Partial fraction decomposition

What is partial fraction decomposition?

Partial fraction decomposition breaks a complex rational expression (fraction with polynomials) into a sum of simpler fractions. For example:

(2x+3)/(x²−1) = A/(x−1) + B/(x+1)

This technique is essential for integrating rational functions in calculus.

When to use partial fractions

Integration: ∫(2x+3)/(x²−1) dx is hard directly, but ∫[A/(x−1) + B/(x+1)] dx is easy — it's just logarithms.

Inverse Laplace transforms: Engineering and control theory use partial fractions to break transfer functions into simpler components.

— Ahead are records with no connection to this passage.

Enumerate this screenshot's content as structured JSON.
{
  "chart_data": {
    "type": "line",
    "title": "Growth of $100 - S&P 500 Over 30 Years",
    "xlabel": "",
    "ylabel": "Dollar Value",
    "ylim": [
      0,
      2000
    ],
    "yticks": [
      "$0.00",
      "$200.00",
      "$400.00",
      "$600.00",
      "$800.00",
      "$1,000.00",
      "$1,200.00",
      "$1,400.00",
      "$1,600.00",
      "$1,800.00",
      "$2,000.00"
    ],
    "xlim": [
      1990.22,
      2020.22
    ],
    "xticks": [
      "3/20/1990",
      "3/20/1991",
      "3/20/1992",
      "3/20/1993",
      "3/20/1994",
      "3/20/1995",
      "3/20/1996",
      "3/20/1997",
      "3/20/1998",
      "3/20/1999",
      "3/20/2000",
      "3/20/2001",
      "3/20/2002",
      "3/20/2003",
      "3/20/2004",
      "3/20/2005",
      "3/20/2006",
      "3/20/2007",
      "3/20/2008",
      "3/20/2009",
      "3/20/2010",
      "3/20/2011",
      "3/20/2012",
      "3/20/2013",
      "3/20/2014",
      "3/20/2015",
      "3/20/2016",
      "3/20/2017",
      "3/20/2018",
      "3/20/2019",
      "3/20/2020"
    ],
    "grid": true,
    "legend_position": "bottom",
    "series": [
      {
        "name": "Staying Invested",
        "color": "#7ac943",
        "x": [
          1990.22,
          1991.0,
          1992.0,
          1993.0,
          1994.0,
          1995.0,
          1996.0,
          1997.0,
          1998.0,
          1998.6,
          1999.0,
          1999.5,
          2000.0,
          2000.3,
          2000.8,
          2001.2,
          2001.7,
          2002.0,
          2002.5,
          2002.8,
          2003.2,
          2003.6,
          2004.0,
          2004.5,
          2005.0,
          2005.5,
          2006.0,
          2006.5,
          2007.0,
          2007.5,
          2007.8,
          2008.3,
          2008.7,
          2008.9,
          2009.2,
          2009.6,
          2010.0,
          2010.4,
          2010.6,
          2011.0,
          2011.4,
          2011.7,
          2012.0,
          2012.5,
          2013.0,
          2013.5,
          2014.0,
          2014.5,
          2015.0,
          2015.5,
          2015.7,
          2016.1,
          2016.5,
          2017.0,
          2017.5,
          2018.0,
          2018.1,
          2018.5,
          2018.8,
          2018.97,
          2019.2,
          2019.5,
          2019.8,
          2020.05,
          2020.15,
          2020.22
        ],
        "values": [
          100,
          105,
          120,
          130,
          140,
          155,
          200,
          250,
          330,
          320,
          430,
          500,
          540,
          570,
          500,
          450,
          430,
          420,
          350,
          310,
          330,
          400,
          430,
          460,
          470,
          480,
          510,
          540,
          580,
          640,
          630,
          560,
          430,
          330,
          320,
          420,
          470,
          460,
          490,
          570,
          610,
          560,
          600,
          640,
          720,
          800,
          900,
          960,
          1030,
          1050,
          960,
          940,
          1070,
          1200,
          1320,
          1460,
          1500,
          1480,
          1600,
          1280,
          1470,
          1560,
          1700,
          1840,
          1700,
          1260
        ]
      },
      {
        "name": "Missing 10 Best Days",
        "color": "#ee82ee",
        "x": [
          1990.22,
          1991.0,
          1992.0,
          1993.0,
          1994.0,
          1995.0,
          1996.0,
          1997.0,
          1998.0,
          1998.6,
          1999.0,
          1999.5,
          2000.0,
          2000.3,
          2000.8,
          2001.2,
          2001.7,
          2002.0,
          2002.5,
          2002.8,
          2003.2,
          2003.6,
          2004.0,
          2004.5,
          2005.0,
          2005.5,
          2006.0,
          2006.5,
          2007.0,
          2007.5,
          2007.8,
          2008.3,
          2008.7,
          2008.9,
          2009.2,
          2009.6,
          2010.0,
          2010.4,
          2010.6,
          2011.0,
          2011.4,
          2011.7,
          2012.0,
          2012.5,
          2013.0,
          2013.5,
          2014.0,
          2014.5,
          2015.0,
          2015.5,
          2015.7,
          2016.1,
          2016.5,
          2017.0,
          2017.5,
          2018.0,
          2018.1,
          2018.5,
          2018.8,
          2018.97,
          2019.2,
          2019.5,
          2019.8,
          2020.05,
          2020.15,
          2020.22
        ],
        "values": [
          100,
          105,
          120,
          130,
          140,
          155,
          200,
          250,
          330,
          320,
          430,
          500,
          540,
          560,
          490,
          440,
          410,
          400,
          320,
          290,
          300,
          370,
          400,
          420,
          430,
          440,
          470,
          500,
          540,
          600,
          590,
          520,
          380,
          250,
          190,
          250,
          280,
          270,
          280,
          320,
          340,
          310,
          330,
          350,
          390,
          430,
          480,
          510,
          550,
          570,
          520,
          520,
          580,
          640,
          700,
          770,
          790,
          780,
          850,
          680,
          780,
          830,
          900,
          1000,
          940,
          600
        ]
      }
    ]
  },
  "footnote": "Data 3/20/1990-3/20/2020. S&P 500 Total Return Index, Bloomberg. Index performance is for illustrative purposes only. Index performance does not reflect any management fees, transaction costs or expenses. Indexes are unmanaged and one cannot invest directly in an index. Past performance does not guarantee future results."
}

Simplification: Sometimes the decomposed form reveals structure that the original fraction hides.

Types of factors

Distinct linear: (x−a) → A/(x−a)

Repeated linear: (x−a)² → A/(x−a) + B/(x−a)²

Irreducible quadratic: (x²+bx+c) → (Ax+B)/(x²+bx+c)

Step-by-step method

1. Factor the denominator completely.

2. Write a partial fraction template with unknown coefficients A, B, C, etc.

3. Multiply both sides by the denominator to clear fractions.

4. Solve for coefficients by substituting convenient values of x (roots of factors) or by comparing coefficients.

Frequently asked questions

What if the degree of the numerator is ≥ the denominator?

Perform polynomial long division first, then decompose the remainder. This calculator handles this automatically.

Can I decompose expressions with complex roots?

Yes — irreducible quadratic factors (no real roots) get the form (Ax+B)/(x²+bx+c) in the decomposition.